The reality is that the expansion of the EU on the terms decided upon by the earlier members has proved too expensive to afford. This ruinous policy was initiated by Helmut Kohl two decades back, when he broke every canon of modern economic theory to treat the East German currency as equal to that of West Germany. Had Kohl fixed a more realistic exchange value, the eastern part of a reunited Germany would have developed much faster than it has. And as for the other countries of East Europe, the massive EU effort to enable parity between their social and other infrastructure and that of western Europe placed the tribal loyalty of ethnicity well above reason. Rather than concentrating solely on East Europe, had West Europe given attention to emerging economies in Asia and elsewhere, its returns would have been far higher. East Europe needed to come out of its backwardness at a pace dictated not by emotion but by the logic of economic reality, a process that would have taken about two decades, or the same time as elapsed between the World War II destruction of Japan and Germany and the re-emergence of the two powers. The attempt to telescope this essential process of economic evolution has weakened the financial sinews of the western members of the alliance, and has reduced their relative presence across the world, something that Nato bombs and missiles rained down on the recalcitrant seems unlikely to reverse.

What the IMF under Lagarde will attempt would be for the EU to use this so-called “international” umbrella as a means for channelling savings from Asia and other locations towards the EU’s stricken members. But the problems of Europe are too big to be eliminated by savings from Asia, a continent that has already been cheated of more than $2 trillion in savings and investments as a result of the 2008 financial crisis, a disaster in the making of which it had no role. Rather than repeat the mistake made by West Europe since the 1990s, of pumping investment funds into East Europe rather than into locations that have today emerged as the engines of international growth, investors in Asia need to focus on themselves and on markets in Africa and South America.

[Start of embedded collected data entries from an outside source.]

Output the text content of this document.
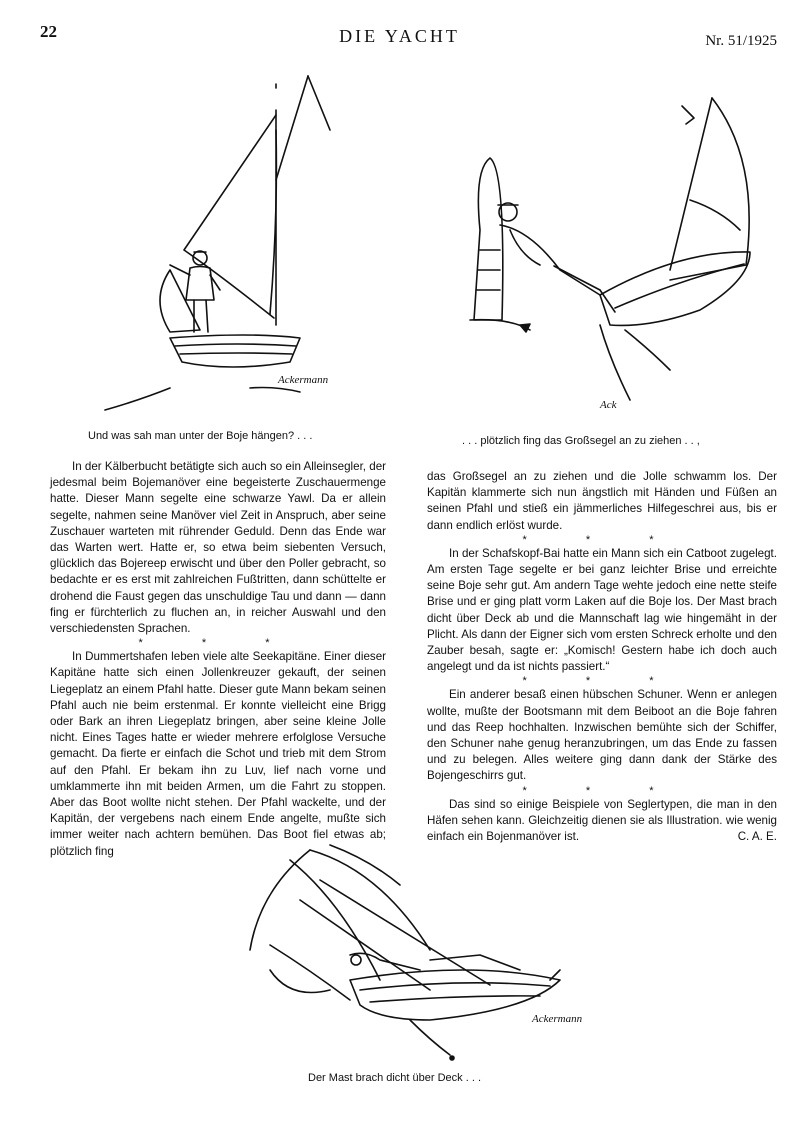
22	DIE YACHT	Nr. 51/1925
Ackermann
Und was sah man unter der Boje hängen? . . .
Ack
. . . plötzlich fing das Großsegel an zu ziehen . . ,

In der Kälberbucht betätigte sich auch so ein Alleinsegler, der jedesmal beim Bojemanöver eine begeisterte Zuschauermenge hatte. Dieser Mann segelte eine schwarze Yawl. Da er allein segelte, nahmen seine Manöver viel Zeit in Anspruch, aber seine Zuschauer warteten mit rührender Geduld. Denn das Ende war das Warten wert. Hatte er, so etwa beim siebenten Versuch, glücklich das Bojereep erwischt und über den Poller gebracht, so bedachte er es erst mit zahlreichen Fußtritten, dann schüttelte er drohend die Faust gegen das unschuldige Tau und dann — dann fing er fürchterlich zu fluchen an, in reicher Auswahl und den verschiedensten Sprachen.

* * *

In Dummertshafen leben viele alte Seekapitäne. Einer dieser Kapitäne hatte sich einen Jollenkreuzer gekauft, der seinen Liegeplatz an einem Pfahl hatte. Dieser gute Mann bekam seinen Pfahl auch nie beim erstenmal. Er konnte vielleicht eine Brigg oder Bark an ihren Liegeplatz bringen, aber seine kleine Jolle nicht. Eines Tages hatte er wieder mehrere erfolglose Versuche gemacht. Da fierte er einfach die Schot und trieb mit dem Strom auf den Pfahl. Er bekam ihn zu Luv, lief nach vorne und umklammerte ihn mit beiden Armen, um die Fahrt zu stoppen. Aber das Boot wollte nicht stehen. Der Pfahl wackelte, und der Kapitän, der vergebens nach einem Ende angelte, mußte sich immer weiter nach achtern bemühen. Das Boot fiel etwas ab; plötzlich fing

das Großsegel an zu ziehen und die Jolle schwamm los. Der Kapitän klammerte sich nun ängstlich mit Händen und Füßen an seinen Pfahl und stieß ein jämmerliches Hilfegeschrei aus, bis er dann endlich erlöst wurde.

* * *

In der Schafskopf-Bai hatte ein Mann sich ein Catboot zugelegt. Am ersten Tage segelte er bei ganz leichter Brise und erreichte seine Boje sehr gut. Am andern Tage wehte jedoch eine nette steife Brise und er ging platt vorm Laken auf die Boje los. Der Mast brach dicht über Deck ab und die Mannschaft lag wie hingemäht in der Plicht. Als dann der Eigner sich vom ersten Schreck erholte und den Zauber besah, sagte er: „Komisch! Gestern habe ich doch auch angelegt und da ist nichts passiert.“

* * *

Ein anderer besaß einen hübschen Schuner. Wenn er anlegen wollte, mußte der Bootsmann mit dem Beiboot an die Boje fahren und das Reep hochhalten. Inzwischen bemühte sich der Schiffer, den Schuner nahe genug heranzubringen, um das Ende zu fassen und zu belegen. Alles weitere ging dann dank der Stärke des Bojengeschirrs gut.

* * *

Das sind so einige Beispiele von Seglertypen, die man in den Häfen sehen kann. Gleichzeitig dienen sie als Illustration. wie wenig einfach ein Bojenmanöver ist.	C. A. E.

Ackermann
Der Mast brach dicht über Deck . . .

If the Iraq and Afghanistan wars have bankrupted the US in a way that the Vietnam War could not, the reason lies in the fact that Bush-Cheney sought to funnel all procurement into US entities, rather than make use of production platforms in Asia. Since the 1990s, the EU has made the same mistake as the Pentagon, only on an even bigger scale. By looking only inwards, the EU has reached a stage when several countries within it are certain to default, even while the only hope that it has for economic stability lies in an Asia that has been ignored for too long. Madame Lagarde at the IMF would be more of the same. More of the same policies that have brought the EU to the edge of financial meltdown. Prime Minister Singh needs to do more than politely cough. India needs to throw its weight behind an “emerging economy” candidate, for it is the move away from a Europe-centric approach that is the best policy for the IMF to follow.